Detzel
Letztes Detzelfest 16.6.2002
(Ansprache Pfarrer Hans. Heidenreich
Liebe Besucher des Detzelfestes,
…Wenn wir Schloss Detzel sehen,
dann sehen wir ein schönes Bauwerk.
Wir wissen, wie die Vergangenheit dieses Schlosses war und wir können sagen:
„Lobe den Herrn meine Seele und vergiß nicht, was er dir Gutes getan hat.“ Psalm 103,2.
Wir wissen noch nicht, was die Zukunft bringen wird für das Schloss, wie wir ja manches in unserem Leben noch nicht wissen.
Aber eines können wir tun: Alles, was uns bewegt, immer wieder Gott anzubefehlen.
Es ist schwer, damit umzugehen mit einer Situation, wo ich nicht weiß, wie es weitergeht, aber gerade da ist der Blick nach oben wichtig. Es geht doch manchem so, dass seine Zukunft alles andere als klar vor ihm liegt. Ich erinnere mich da an manches Gespräch.
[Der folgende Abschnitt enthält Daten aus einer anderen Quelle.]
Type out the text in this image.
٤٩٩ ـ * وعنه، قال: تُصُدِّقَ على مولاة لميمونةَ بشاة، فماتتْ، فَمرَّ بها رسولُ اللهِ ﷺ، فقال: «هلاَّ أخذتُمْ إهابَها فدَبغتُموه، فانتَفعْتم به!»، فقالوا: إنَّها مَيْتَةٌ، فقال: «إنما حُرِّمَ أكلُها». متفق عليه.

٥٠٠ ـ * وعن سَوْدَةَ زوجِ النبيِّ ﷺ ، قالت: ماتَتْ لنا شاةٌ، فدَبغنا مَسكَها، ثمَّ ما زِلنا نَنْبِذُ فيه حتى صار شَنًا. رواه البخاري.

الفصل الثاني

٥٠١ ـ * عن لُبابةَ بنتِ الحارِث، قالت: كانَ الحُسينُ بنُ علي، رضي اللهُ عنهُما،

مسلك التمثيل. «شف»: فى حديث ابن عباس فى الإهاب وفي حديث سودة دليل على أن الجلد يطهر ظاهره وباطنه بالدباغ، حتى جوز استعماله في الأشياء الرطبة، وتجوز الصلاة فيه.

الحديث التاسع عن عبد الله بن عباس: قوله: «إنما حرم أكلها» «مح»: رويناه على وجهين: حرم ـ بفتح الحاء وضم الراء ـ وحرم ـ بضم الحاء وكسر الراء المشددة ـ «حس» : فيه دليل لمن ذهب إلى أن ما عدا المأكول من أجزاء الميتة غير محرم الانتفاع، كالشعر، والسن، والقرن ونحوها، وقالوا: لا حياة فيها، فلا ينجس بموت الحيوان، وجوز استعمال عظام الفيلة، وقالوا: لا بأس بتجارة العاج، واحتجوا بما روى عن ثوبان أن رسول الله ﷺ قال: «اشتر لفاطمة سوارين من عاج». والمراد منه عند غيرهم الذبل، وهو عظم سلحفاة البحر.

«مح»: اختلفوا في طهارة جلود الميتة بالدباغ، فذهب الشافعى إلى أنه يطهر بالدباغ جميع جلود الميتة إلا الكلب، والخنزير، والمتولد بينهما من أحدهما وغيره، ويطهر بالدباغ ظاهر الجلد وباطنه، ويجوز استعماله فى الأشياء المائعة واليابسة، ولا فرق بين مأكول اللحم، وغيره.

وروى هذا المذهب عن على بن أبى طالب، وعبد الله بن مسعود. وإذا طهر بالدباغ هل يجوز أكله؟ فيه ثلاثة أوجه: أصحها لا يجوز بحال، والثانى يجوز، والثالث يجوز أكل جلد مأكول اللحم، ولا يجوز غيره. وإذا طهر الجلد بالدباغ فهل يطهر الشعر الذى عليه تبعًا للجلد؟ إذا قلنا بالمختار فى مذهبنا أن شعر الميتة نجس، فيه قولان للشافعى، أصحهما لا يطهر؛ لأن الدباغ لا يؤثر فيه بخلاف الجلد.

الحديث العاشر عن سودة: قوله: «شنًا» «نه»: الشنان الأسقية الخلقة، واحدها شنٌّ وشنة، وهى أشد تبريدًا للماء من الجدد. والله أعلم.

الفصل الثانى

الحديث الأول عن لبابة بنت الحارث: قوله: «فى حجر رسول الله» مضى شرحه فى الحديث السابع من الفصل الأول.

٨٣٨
Da zeigt sich dann, was Glaube ist, wenn ich mich wirklich an Gott klammere: „Gott hilf mir, ich brauche dich!“
Wieviel Plänen waren alles schon da.
Das macht sich keiner klar.
Wieviel schlaflose Nächte.
Und jetzt steht fast etwas Neues, wo die Bewohner von Schloss Detzel hinziehen können, nachdem die Genehmigung für die Nutzung des Schlosses als Heim ausgelaufen ist.
Keiner muss auf die Straße.
Vielmehr wird es ein wunderschönes ganz neues Haus.
Mit einer Villa, die schon bewohnt ist und die ganz toll ist, wovon ich mich selber überzeugt habe.
Bis es soweit war, wie es jetzt fast ist, hat es manche Situation gegeben, wo mal wieder kein Lichtblick war und es ist doch weitergegangen.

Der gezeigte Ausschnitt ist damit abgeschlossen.